Dana Hoey (born Marin County, California) is a visual artist working with photography, using "the camera to reveal the inner life of women, especially young women." Her photographs are often ambiguous and have multiple meanings.[1] In 1999, in an exhibition entitled Phoenix she showed a series of seventeen black-and-white photo-prints and one forty-one-foot-long digital billboard image; writing in Frieze, Vince Aletti said, "the exhibition is a mystery that bristles with clues but is ultimately unsolved; perhaps it is unsolvable."[2]

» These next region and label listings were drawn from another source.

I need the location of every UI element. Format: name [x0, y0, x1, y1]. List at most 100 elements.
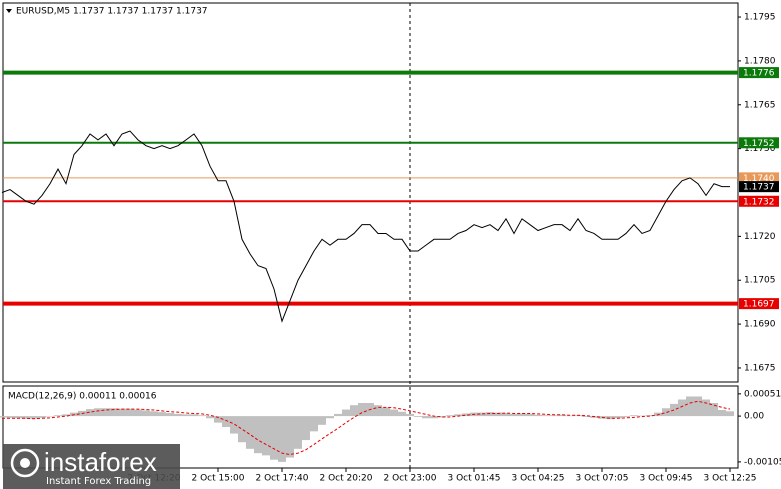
- macd-bar: [54, 415, 62, 417]
- level-label-box: [739, 137, 779, 149]
- level-label: 1.1752: [743, 139, 775, 149]
- macd-bar: [158, 412, 166, 417]
- macd-bar: [454, 414, 462, 417]
- macd-bar: [30, 416, 38, 419]
- macd-bar: [726, 411, 734, 417]
- macd-bar: [374, 405, 382, 417]
- macd-bar: [318, 416, 326, 425]
- macd-bar: [494, 412, 502, 417]
- macd-bar: [62, 414, 70, 417]
- macd-bar: [566, 415, 574, 417]
- macd-title: MACD(12,26,9) 0.00011 0.00016: [8, 392, 157, 402]
- macd-bar: [22, 416, 30, 419]
- price-line: [1, 130, 730, 323]
- macd-bar: [694, 396, 702, 417]
- macd-bar: [246, 416, 254, 449]
- level-label-box: [739, 298, 779, 310]
- macd-bar: [182, 414, 190, 417]
- macd-bar: [254, 416, 262, 454]
- macd-bar: [310, 416, 318, 432]
- macd-bar: [142, 410, 150, 417]
- level-label-box: [739, 195, 779, 207]
- macd-bar: [622, 416, 630, 417]
- level-label-box: [739, 67, 779, 79]
- macd-bar: [110, 408, 118, 417]
- macd-bar: [214, 416, 222, 423]
- macd-bar: [558, 414, 566, 417]
- macd-bar: [702, 399, 710, 417]
- macd-bar: [350, 405, 358, 417]
- macd-bar: [230, 416, 238, 434]
- macd-bar: [582, 416, 590, 417]
- y-tick-label: -0.00105: [744, 457, 781, 467]
- macd-bar: [14, 416, 22, 419]
- x-tick-label: 3 Oct 12:25: [704, 474, 757, 484]
- macd-bar: [166, 413, 174, 417]
- level-label: 1.1740: [743, 174, 775, 184]
- macd-bar: [382, 407, 390, 417]
- current-price-label: 1.1737: [743, 183, 775, 193]
- macd-bar: [174, 413, 182, 417]
- logo-name: instaforex: [44, 447, 157, 477]
- macd-panel: [2, 385, 739, 469]
- y-tick-label: 1.1690: [744, 320, 776, 330]
- macd-bar: [550, 415, 558, 417]
- macd-bar: [398, 411, 406, 417]
- macd-bar: [334, 413, 342, 417]
- level-label: 1.1697: [743, 300, 775, 310]
- macd-bar: [534, 414, 542, 417]
- macd-bar: [206, 416, 214, 419]
- x-tick-label: 3 Oct 01:45: [448, 474, 501, 484]
- macd-bar: [430, 416, 438, 419]
- macd-bar: [294, 416, 302, 449]
- macd-bar: [462, 413, 470, 417]
- macd-bar: [606, 416, 614, 420]
- y-tick-label: 1.1705: [744, 276, 776, 286]
- macd-bar: [678, 399, 686, 417]
- menu-arrow: [6, 9, 12, 13]
- macd-bar: [198, 415, 206, 417]
- macd-bar: [118, 408, 126, 417]
- macd-bar: [238, 416, 246, 443]
- macd-bar: [614, 416, 622, 419]
- macd-bar: [302, 416, 310, 441]
- macd-bar: [390, 409, 398, 417]
- macd-bar: [326, 416, 334, 419]
- macd-bar: [686, 396, 694, 417]
- macd-bar: [278, 416, 286, 462]
- macd-bar: [6, 416, 14, 418]
- y-tick-label: 0.00051: [744, 389, 781, 399]
- macd-bar: [262, 416, 270, 456]
- y-tick-label: 1.1750: [744, 144, 776, 154]
- price-title: EURUSD,M5 1.1737 1.1737 1.1737 1.1737: [16, 7, 208, 17]
- macd-bar: [190, 414, 198, 417]
- x-tick-label: 2 Oct 17:40: [256, 474, 309, 484]
- current-price-box: [739, 181, 779, 193]
- macd-bar: [94, 408, 102, 417]
- y-tick-label: 1.1675: [744, 363, 776, 373]
- x-tick-label: 2 Oct 20:20: [320, 474, 373, 484]
- x-tick-label: 3 Oct 09:45: [640, 474, 693, 484]
- y-tick-label: 0.00: [744, 412, 764, 422]
- y-tick-label: 1.1795: [744, 13, 776, 23]
- macd-bar: [270, 416, 278, 460]
- macd-bar: [478, 412, 486, 417]
- macd-bar: [438, 416, 446, 418]
- macd-bar: [502, 413, 510, 417]
- macd-bar: [126, 408, 134, 417]
- macd-bar: [38, 416, 46, 418]
- macd-bar: [662, 408, 670, 417]
- macd-bar: [150, 411, 158, 417]
- macd-bar: [518, 413, 526, 417]
- macd-bar: [446, 415, 454, 417]
- macd-bar: [222, 416, 230, 427]
- macd-bar: [102, 408, 110, 417]
- macd-bar: [286, 416, 294, 458]
- macd-bar: [510, 413, 518, 417]
- logo-icon-core: [20, 458, 30, 468]
- macd-bar: [486, 412, 494, 417]
- y-tick-label: 1.1780: [744, 56, 776, 66]
- macd-bar: [638, 415, 646, 417]
- macd-bar: [46, 416, 54, 417]
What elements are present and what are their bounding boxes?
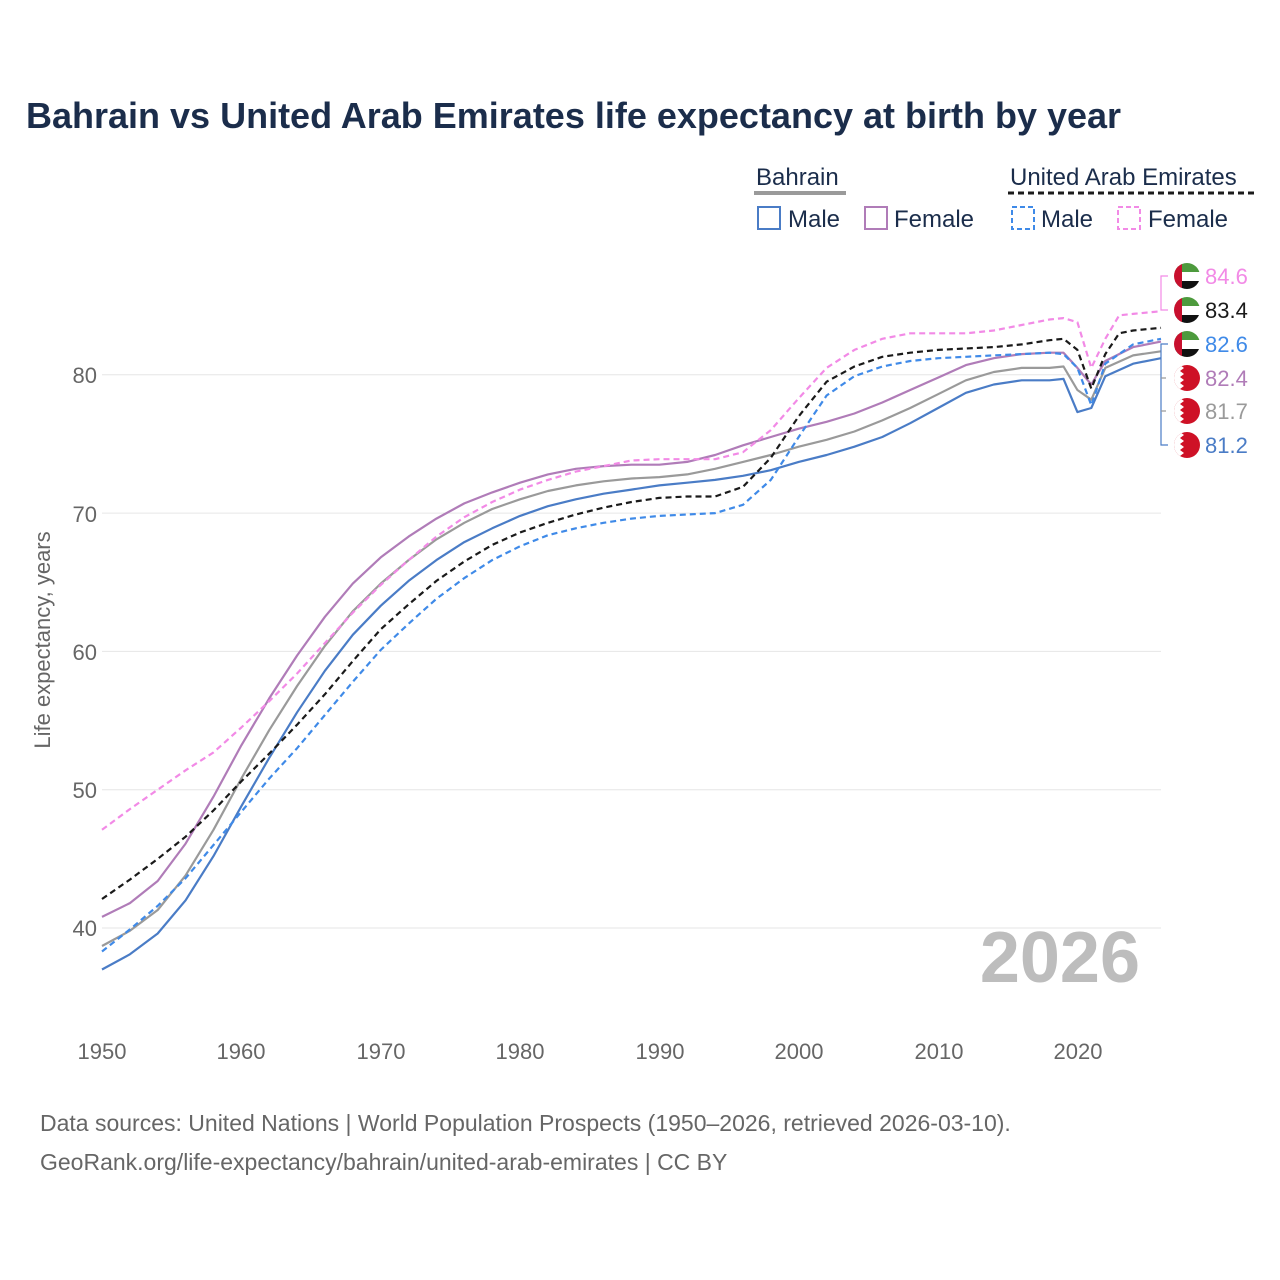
y-axis-title: Life expectancy, years (30, 531, 55, 748)
x-tick-label: 1980 (496, 1039, 545, 1064)
end-label-uae-total: 83.4 (1205, 298, 1248, 323)
x-tick-label: 2020 (1054, 1039, 1103, 1064)
y-tick-label: 50 (73, 778, 97, 803)
x-axis: 1950 1960 1970 1980 1990 2000 2010 2020 (78, 1039, 1103, 1064)
legend-label-bahrain-male: Male (788, 206, 840, 233)
footer-source: Data sources: United Nations | World Pop… (40, 1110, 1011, 1136)
series-line-uae-male (101, 337, 1162, 953)
legend-label-uae-female: Female (1148, 206, 1228, 233)
y-tick-label: 70 (73, 502, 97, 527)
legend-swatch-uae-male (1011, 206, 1035, 230)
legend-label-bahrain-female: Female (894, 206, 974, 233)
y-tick-label: 80 (73, 363, 97, 388)
legend-title-bahrain: Bahrain (756, 164, 839, 191)
uae-flag-icon (1174, 263, 1200, 289)
end-label-bahrain-male: 81.2 (1205, 433, 1248, 458)
x-tick-label: 2010 (915, 1039, 964, 1064)
y-tick-label: 60 (73, 640, 97, 665)
end-label-bahrain-female: 82.4 (1205, 366, 1248, 391)
x-tick-label: 1960 (217, 1039, 266, 1064)
legend-swatch-bahrain-male (757, 206, 781, 230)
y-axis: 40 50 60 70 80 Life expectancy, years (30, 363, 97, 941)
x-tick-label: 1950 (78, 1039, 127, 1064)
chart-title: Bahrain vs United Arab Emirates life exp… (26, 95, 1121, 136)
legend-label-uae-male: Male (1041, 206, 1093, 233)
bahrain-flag-icon (1174, 365, 1200, 391)
end-flags (1174, 263, 1200, 458)
end-labels: 84.6 83.4 82.6 82.4 81.7 81.2 (1205, 264, 1248, 458)
end-label-uae-female: 84.6 (1205, 264, 1248, 289)
series-line-uae-total (101, 326, 1162, 900)
y-tick-label: 40 (73, 916, 97, 941)
bahrain-flag-icon (1174, 432, 1200, 458)
footer-link[interactable]: GeoRank.org/life-expectancy/bahrain/unit… (40, 1149, 727, 1175)
x-tick-label: 2000 (775, 1039, 824, 1064)
end-label-uae-male: 82.6 (1205, 332, 1248, 357)
series-layer (101, 310, 1162, 971)
series-line-uae-female (101, 310, 1162, 831)
series-line-bahrain-total (101, 350, 1162, 947)
legend: Bahrain Male Female United Arab Emirates… (754, 164, 1256, 233)
bahrain-flag-icon (1174, 398, 1200, 424)
legend-swatch-bahrain-female (864, 206, 888, 230)
uae-flag-icon (1174, 297, 1200, 323)
end-label-brackets (1160, 275, 1168, 446)
legend-title-uae: United Arab Emirates (1010, 164, 1237, 191)
uae-flag-icon (1174, 331, 1200, 357)
end-label-bahrain-total: 81.7 (1205, 399, 1248, 424)
gridlines (102, 374, 1161, 929)
legend-swatch-uae-female (1117, 206, 1141, 230)
series-line-bahrain-male (101, 357, 1162, 971)
x-tick-label: 1970 (357, 1039, 406, 1064)
year-label: 2026 (980, 918, 1140, 998)
series-line-bahrain-female (101, 340, 1162, 918)
x-tick-label: 1990 (636, 1039, 685, 1064)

Her work has been exhibited in the U.S., Germany, Switzerland, and London, England.[3] Hoey's most notable solo exhibitions have been at the Tache Levy Gallery in Belgium and the Hirshhorn Museum and Sculpture Garden, Smithsonian Institution, in Washington, D.C.[4] Her work is included in collections at the Hirshhorn Museum and Sculpture Garden; the Los Angeles Museum of Contemporary Art, CA; the Middlebury College Museum of Art, VT; the National Museum of Women in the Arts, D.C.; the San Francisco Museum of Modern Art, CA; and the Solomon R. Guggenheim Museum, NY.

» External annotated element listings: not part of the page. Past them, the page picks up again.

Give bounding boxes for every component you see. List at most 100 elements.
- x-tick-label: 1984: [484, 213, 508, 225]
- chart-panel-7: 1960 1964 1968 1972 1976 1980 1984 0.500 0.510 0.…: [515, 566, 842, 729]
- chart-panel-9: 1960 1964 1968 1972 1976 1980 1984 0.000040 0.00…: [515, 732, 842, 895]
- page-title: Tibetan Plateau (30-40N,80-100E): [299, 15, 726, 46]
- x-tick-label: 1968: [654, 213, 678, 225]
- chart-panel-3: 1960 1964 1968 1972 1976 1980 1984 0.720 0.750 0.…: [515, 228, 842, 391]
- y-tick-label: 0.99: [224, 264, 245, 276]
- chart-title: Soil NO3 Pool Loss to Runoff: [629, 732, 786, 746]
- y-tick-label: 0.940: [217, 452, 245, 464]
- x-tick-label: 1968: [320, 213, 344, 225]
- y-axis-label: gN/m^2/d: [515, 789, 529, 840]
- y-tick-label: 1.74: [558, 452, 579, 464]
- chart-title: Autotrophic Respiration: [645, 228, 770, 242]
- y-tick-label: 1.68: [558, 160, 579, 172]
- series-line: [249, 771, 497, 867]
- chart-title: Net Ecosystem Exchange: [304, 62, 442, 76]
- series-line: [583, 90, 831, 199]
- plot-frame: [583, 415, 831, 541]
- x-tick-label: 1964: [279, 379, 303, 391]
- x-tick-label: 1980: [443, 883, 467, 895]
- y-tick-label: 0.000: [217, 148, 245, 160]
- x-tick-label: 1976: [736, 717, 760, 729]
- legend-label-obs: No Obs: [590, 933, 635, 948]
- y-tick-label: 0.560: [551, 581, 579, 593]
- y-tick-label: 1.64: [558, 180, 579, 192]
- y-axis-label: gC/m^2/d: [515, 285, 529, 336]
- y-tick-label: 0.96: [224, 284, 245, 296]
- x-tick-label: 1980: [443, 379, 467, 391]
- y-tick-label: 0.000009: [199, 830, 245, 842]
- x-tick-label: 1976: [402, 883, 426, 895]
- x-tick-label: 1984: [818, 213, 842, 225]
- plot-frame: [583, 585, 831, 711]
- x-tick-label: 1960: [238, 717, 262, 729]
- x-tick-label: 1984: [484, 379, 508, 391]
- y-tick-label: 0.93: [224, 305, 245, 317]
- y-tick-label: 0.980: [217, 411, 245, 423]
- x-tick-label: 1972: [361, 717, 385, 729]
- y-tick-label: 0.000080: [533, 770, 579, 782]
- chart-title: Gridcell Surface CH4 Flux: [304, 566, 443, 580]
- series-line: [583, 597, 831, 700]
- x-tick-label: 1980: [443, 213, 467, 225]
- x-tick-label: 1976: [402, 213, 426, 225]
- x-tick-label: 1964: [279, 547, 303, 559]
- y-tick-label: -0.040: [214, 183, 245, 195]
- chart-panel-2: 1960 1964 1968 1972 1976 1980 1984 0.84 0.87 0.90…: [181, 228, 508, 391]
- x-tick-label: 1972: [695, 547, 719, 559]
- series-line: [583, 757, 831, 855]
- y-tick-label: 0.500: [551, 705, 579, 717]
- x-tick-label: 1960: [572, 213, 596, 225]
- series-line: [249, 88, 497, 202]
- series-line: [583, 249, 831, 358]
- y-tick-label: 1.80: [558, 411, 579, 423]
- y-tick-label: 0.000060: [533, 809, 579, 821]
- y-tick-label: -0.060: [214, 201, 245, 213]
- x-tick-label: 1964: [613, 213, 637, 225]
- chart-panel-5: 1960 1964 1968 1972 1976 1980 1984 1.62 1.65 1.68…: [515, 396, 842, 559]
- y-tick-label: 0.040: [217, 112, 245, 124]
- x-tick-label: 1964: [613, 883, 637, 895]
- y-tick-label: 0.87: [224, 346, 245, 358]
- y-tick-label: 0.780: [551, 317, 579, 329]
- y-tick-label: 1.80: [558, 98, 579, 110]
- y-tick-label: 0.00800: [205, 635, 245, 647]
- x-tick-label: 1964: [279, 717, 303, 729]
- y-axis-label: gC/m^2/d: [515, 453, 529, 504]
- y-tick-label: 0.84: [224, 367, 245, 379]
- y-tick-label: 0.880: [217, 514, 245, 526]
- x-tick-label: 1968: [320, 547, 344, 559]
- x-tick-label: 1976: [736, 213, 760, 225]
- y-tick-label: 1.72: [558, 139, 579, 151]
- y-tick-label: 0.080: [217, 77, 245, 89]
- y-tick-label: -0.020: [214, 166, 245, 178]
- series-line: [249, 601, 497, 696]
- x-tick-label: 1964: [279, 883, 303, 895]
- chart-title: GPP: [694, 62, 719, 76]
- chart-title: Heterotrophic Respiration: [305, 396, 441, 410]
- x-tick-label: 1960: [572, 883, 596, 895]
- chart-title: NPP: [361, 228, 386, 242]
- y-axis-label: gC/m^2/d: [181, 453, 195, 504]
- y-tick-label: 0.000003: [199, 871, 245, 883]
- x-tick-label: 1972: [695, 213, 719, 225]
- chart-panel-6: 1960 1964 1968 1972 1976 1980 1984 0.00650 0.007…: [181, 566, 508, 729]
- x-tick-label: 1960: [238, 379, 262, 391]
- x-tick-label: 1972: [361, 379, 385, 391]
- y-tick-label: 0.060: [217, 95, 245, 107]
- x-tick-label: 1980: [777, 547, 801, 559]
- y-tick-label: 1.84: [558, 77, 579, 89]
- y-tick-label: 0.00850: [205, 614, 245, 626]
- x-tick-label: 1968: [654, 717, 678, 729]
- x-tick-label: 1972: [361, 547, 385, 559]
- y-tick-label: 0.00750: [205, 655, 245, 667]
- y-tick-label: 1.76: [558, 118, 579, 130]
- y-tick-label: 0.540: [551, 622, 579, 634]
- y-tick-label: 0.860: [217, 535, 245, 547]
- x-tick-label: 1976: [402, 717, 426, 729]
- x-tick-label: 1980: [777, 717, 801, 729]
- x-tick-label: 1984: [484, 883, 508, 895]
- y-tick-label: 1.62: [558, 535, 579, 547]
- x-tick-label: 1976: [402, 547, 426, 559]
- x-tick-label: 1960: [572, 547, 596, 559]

Hoey holds a B.A. from Wesleyan University (1989) and an M.F.A. from Yale University (1997).[5][6] She also teaches at Columbia University.

References

  1. Roberta Smith, "Art in Review," The New York Times, September 12, 1997
  2. Vince Aletti,"Dana Hoey," Frieze, November 1999.
  3. "umbc : visual arts : visiting artists & designers". umbc.edu. Retrieved 24 September 2015.
  4. "Dana Hoey". Muse. Retrieved 24 September 2015.
  5. http://www.nytimes.com/2003/11/16/nyregion/art-review-old-faces-inaugurate-a-renovated-gallery-for-wesleyan.html?pagewanted=2
  6. "LeRoy Neiman Center for Print Studies". columbia.edu. Retrieved 24 September 2015.